NEW HAVEN, Conn. – When the People’s Climate March kicks off in New York City on Sunday, Sept. 21, it is sure to be a powerful and diverse assembly. That is clear from the organizing experience in this state where federal, state, and municipal officials, public and private sector unions, Christian, Muslim, and Jewish congregations, public schools, environmental groups, and peace organizations that have not traditionally collaborated are all finding common ground.
Calling action on climate change a “moral and scientific and political imperative” U.S. Senator Richard Blumenthal, speaking at a press conference at Union Station in New Haven, said he hopes the rally will make “an indisputable statement that the people of America, people of faith, working men and women know jobs and the environment are not in contradiction.”
“It is not often with one legislative issue that millions of jobs are created and millions of lives are saved,” said U.S. Senator Chris Murphy. Using fuel cell production in Connecticut as an example he said, “If we create the demand for renewable energy, we will create jobs.”
The labor-religious press conference was initiated by the Connecticut Roundtable on Climate and Jobs, formed two years ago by the Connecticut AFL-CIO and the Interreligious Eco-Justice Network to “address urgent concerns about climate change while creating good paying jobs in the state.”
Lori Pelletier, executive secretary-treasurer of the 200,000 member state AFL-CIO greeted the Climate March as an historic opportunity to raise awareness for safety, health, job security and environmental security. Rev. Dr. Ian Douglas, Bishop Diocesan, Episcopal Diocese of CT, Rabbi Joshua Hammerman of Stamford and Fatma Antar of the Islamic Association of Greater Hartford/Berlin Mosque also spoke at the press conference.
Melodie Peters, president of Connecticut AFT, thanked Governor Dannel Malloy and both Senators for their “advocacy and tenacity” with Metro North to make a Climate Train possible. She said teachers will be marching with the safety and future of the children in their classrooms in mind.

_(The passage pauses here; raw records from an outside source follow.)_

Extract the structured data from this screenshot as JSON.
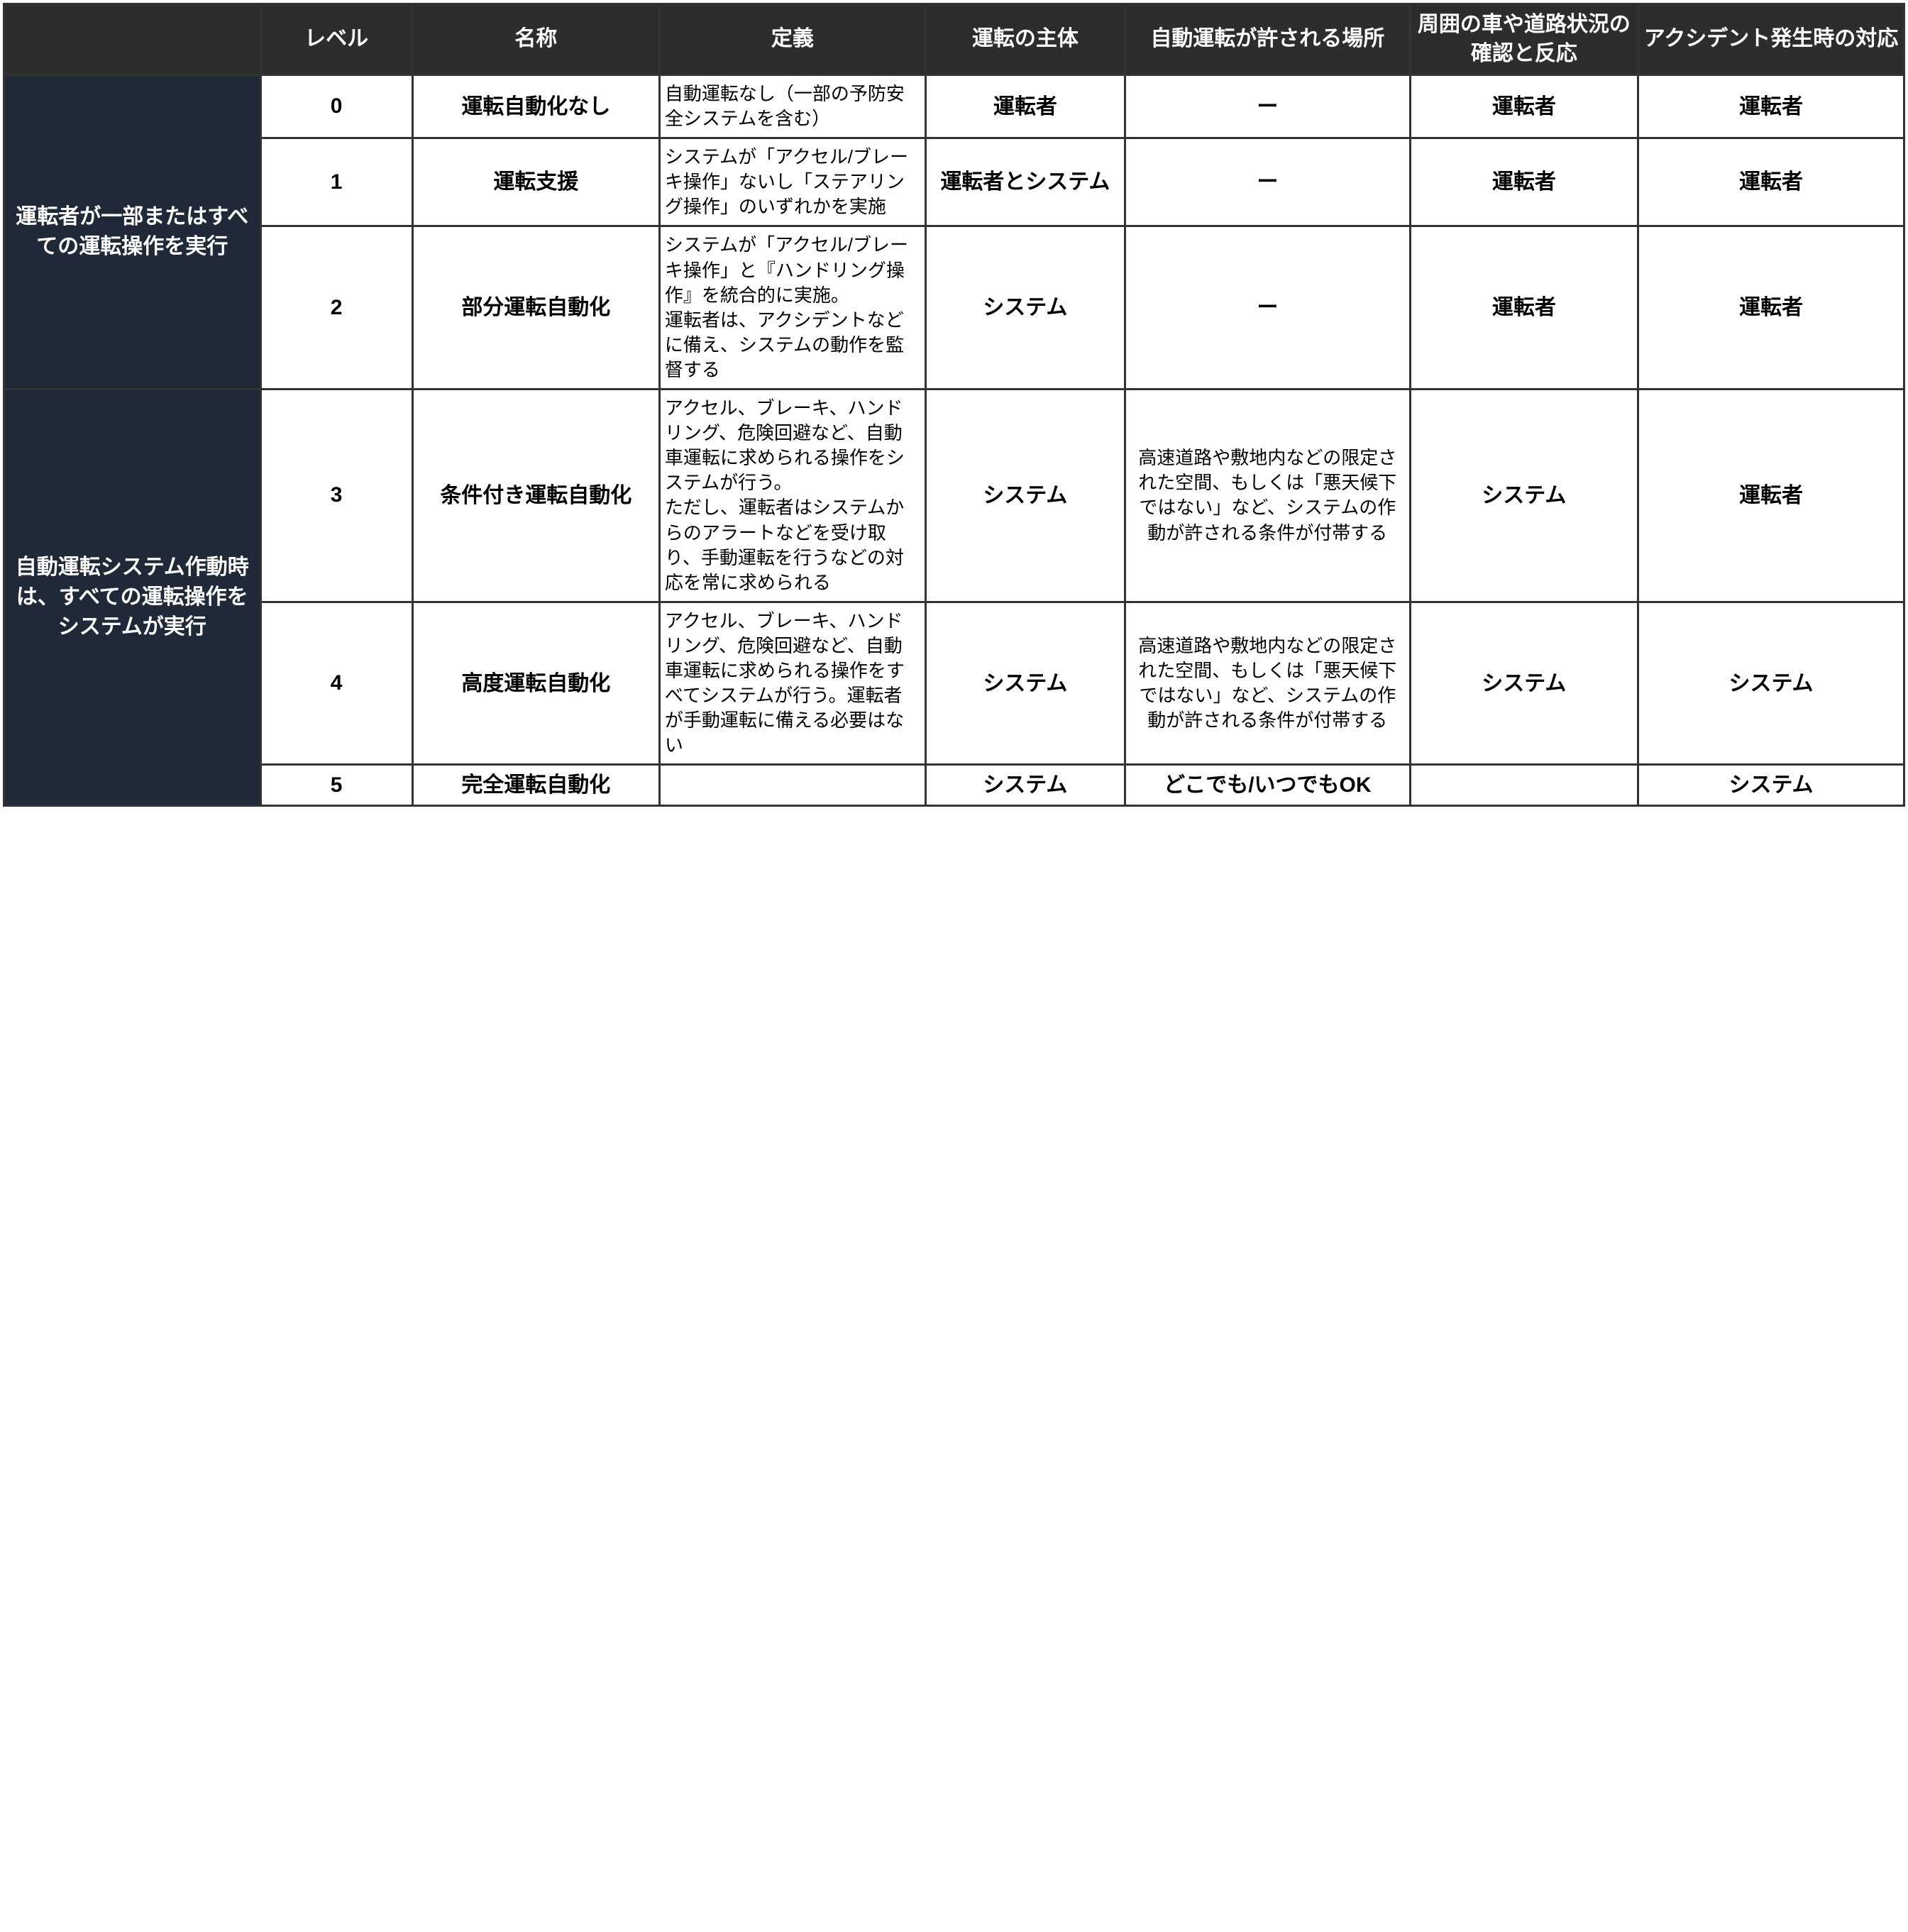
{
  "colors": {
    "header_bg": "#2d2d2d",
    "header_fg": "#ffffff",
    "group_bg": "#1f2937",
    "group_fg": "#ffffff",
    "border": "#333333",
    "body_bg": "#ffffff",
    "text": "#000000"
  },
  "typography": {
    "header_fontsize_pt": 22,
    "body_bold_fontsize_pt": 22,
    "body_fontsize_pt": 19,
    "font_family": "Hiragino Kaku Gothic ProN"
  },
  "columns": [
    {
      "key": "group",
      "label": "",
      "width_pct": 13.5
    },
    {
      "key": "level",
      "label": "レベル",
      "width_pct": 8
    },
    {
      "key": "name",
      "label": "名称",
      "width_pct": 13
    },
    {
      "key": "def",
      "label": "定義",
      "width_pct": 14
    },
    {
      "key": "subject",
      "label": "運転の主体",
      "width_pct": 10.5
    },
    {
      "key": "place",
      "label": "自動運転が許される場所",
      "width_pct": 15
    },
    {
      "key": "monitor",
      "label": "周囲の車や道路状況の確認と反応",
      "width_pct": 12
    },
    {
      "key": "accident",
      "label": "アクシデント発生時の対応",
      "width_pct": 14
    }
  ],
  "groups": [
    {
      "label": "運転者が一部またはすべての運転操作を実行",
      "rowspan": 3
    },
    {
      "label": "自動運転システム作動時は、すべての運転操作をシステムが実行",
      "rowspan": 3
    }
  ],
  "rows": [
    {
      "level": "0",
      "name": "運転自動化なし",
      "def": "自動運転なし（一部の予防安全システムを含む）",
      "subject": "運転者",
      "place": "ー",
      "monitor": "運転者",
      "accident": "運転者"
    },
    {
      "level": "1",
      "name": "運転支援",
      "def": "システムが「アクセル/ブレーキ操作」ないし「ステアリング操作」のいずれかを実施",
      "subject": "運転者とシステム",
      "place": "ー",
      "monitor": "運転者",
      "accident": "運転者"
    },
    {
      "level": "2",
      "name": "部分運転自動化",
      "def": "システムが「アクセル/ブレーキ操作」と『ハンドリング操作』を統合的に実施。\n運転者は、アクシデントなどに備え、システムの動作を監督する",
      "subject": "システム",
      "place": "ー",
      "monitor": "運転者",
      "accident": "運転者"
    },
    {
      "level": "3",
      "name": "条件付き運転自動化",
      "def": "アクセル、ブレーキ、ハンドリング、危険回避など、自動車運転に求められる操作をシステムが行う。\nただし、運転者はシステムからのアラートなどを受け取り、手動運転を行うなどの対応を常に求められる",
      "subject": "システム",
      "place": "高速道路や敷地内などの限定された空間、もしくは「悪天候下ではない」など、システムの作動が許される条件が付帯する",
      "monitor": "システム",
      "accident": "運転者"
    },
    {
      "level": "4",
      "name": "高度運転自動化",
      "def": "アクセル、ブレーキ、ハンドリング、危険回避など、自動車運転に求められる操作をすべてシステムが行う。運転者が手動運転に備える必要はない",
      "subject": "システム",
      "place": "高速道路や敷地内などの限定された空間、もしくは「悪天候下ではない」など、システムの作動が許される条件が付帯する",
      "monitor": "システム",
      "accident": "システム"
    },
    {
      "level": "5",
      "name": "完全運転自動化",
      "def": "",
      "subject": "システム",
      "place": "どこでも/いつでもOK",
      "monitor": "",
      "accident": "システム"
    }
  ]
}
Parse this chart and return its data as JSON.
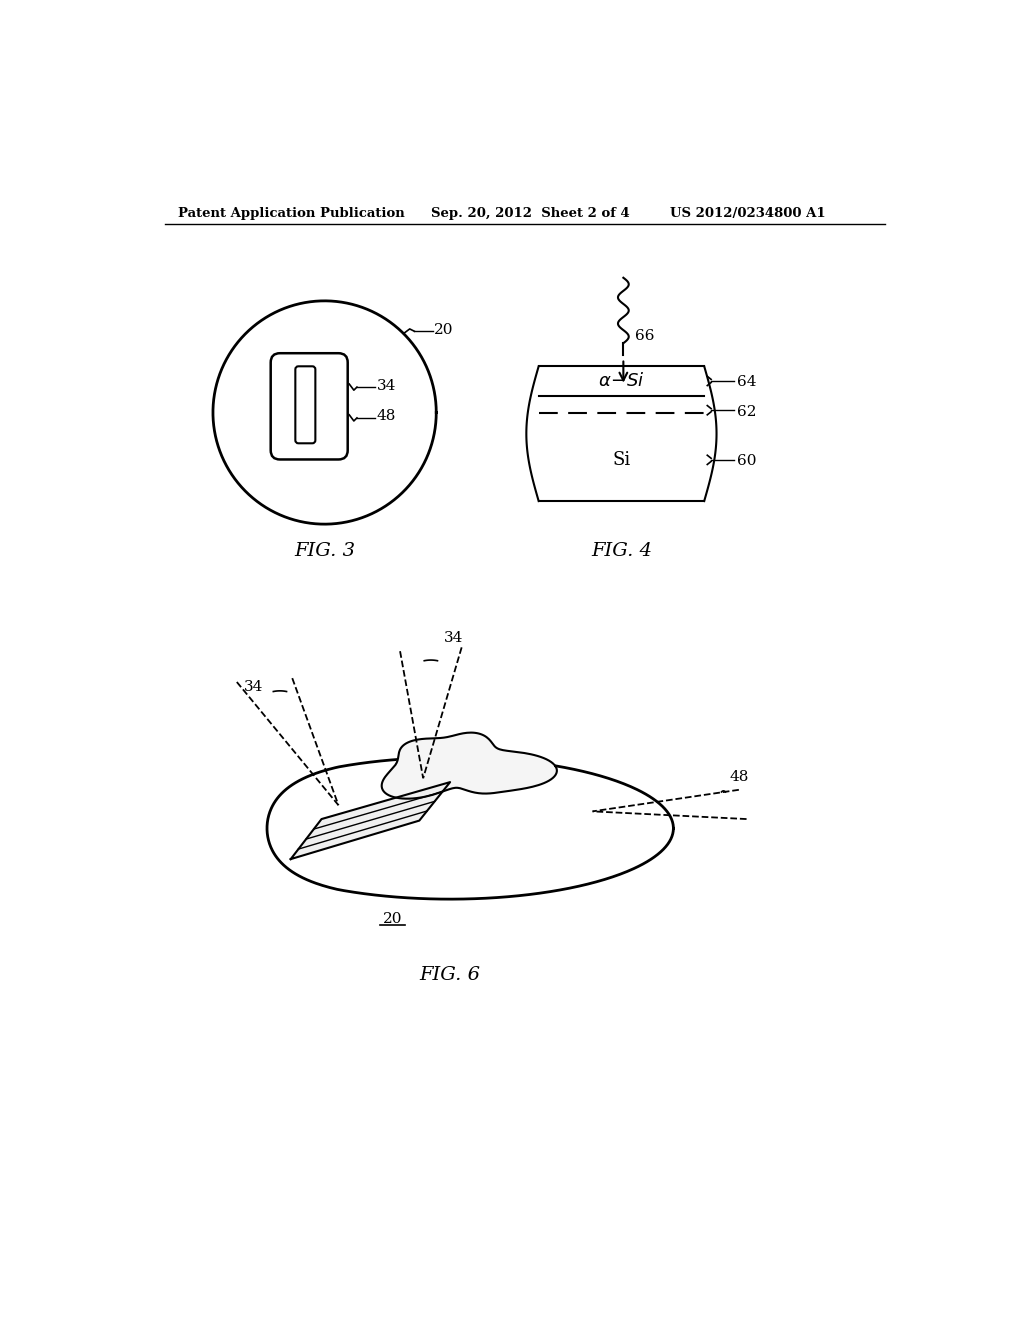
{
  "bg_color": "#ffffff",
  "text_color": "#000000",
  "header_left": "Patent Application Publication",
  "header_center": "Sep. 20, 2012  Sheet 2 of 4",
  "header_right": "US 2012/0234800 A1",
  "fig3_label": "FIG. 3",
  "fig4_label": "FIG. 4",
  "fig6_label": "FIG. 6",
  "ref_20": "20",
  "ref_34": "34",
  "ref_48": "48",
  "ref_60": "60",
  "ref_62": "62",
  "ref_64": "64",
  "ref_66": "66"
}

Days later, another press conference was held with students at New Haven’s Sound School, a vocational high school that specializes in aquaculture, located on Long Island Sound.
Emphasizing the inter-relationship between jobs and environment, Jess Corbett representing Unite Here and the New Haven Central Labor Council emphasized, “Make no mistake – worker justice and environmental justice are not only related but impossible to win on their own without collaborative work between us.”
“Individuals should certainly take more interest and responsibility in the environment,” said Corbett, “But it is corporations that are making record profits poisoning the air we breathe, the water we drink, the food we eat and in many instances the places we work, in effect asking us to choose between our livelihood and our lives. If we work together we can create sustainable jobs in a sustainable world.”
Adding the perspective of a peace organization, Henry Lowendorf chair of the Greater New Haven Peace Council and a Climate March organizer pointed out that “to reduce fossil fuel consumption, the creation of greenhouse gases and cooking the climate means ending the wars that profit the oil corporations. Thus the peace movement calls on the world’s leaders, in particular those in the USA, to generate a binding agreement dramatically cutting the pumping, transporting and use of fossil fuels.”
Sydnee Odei-Ntiri, a senior at Sound School, concluded the press conference by pointing out that “it will be the job of the young people, our job, to clean this planet up and nurse it back to health. It is important that we understand that now.” (Read her complete remarks in this companion article.)
Odei-Ntiri will be among many youth taking the Climate Train to New York next Sunday. The march has also been endorsed by the New Haven Board of Alders.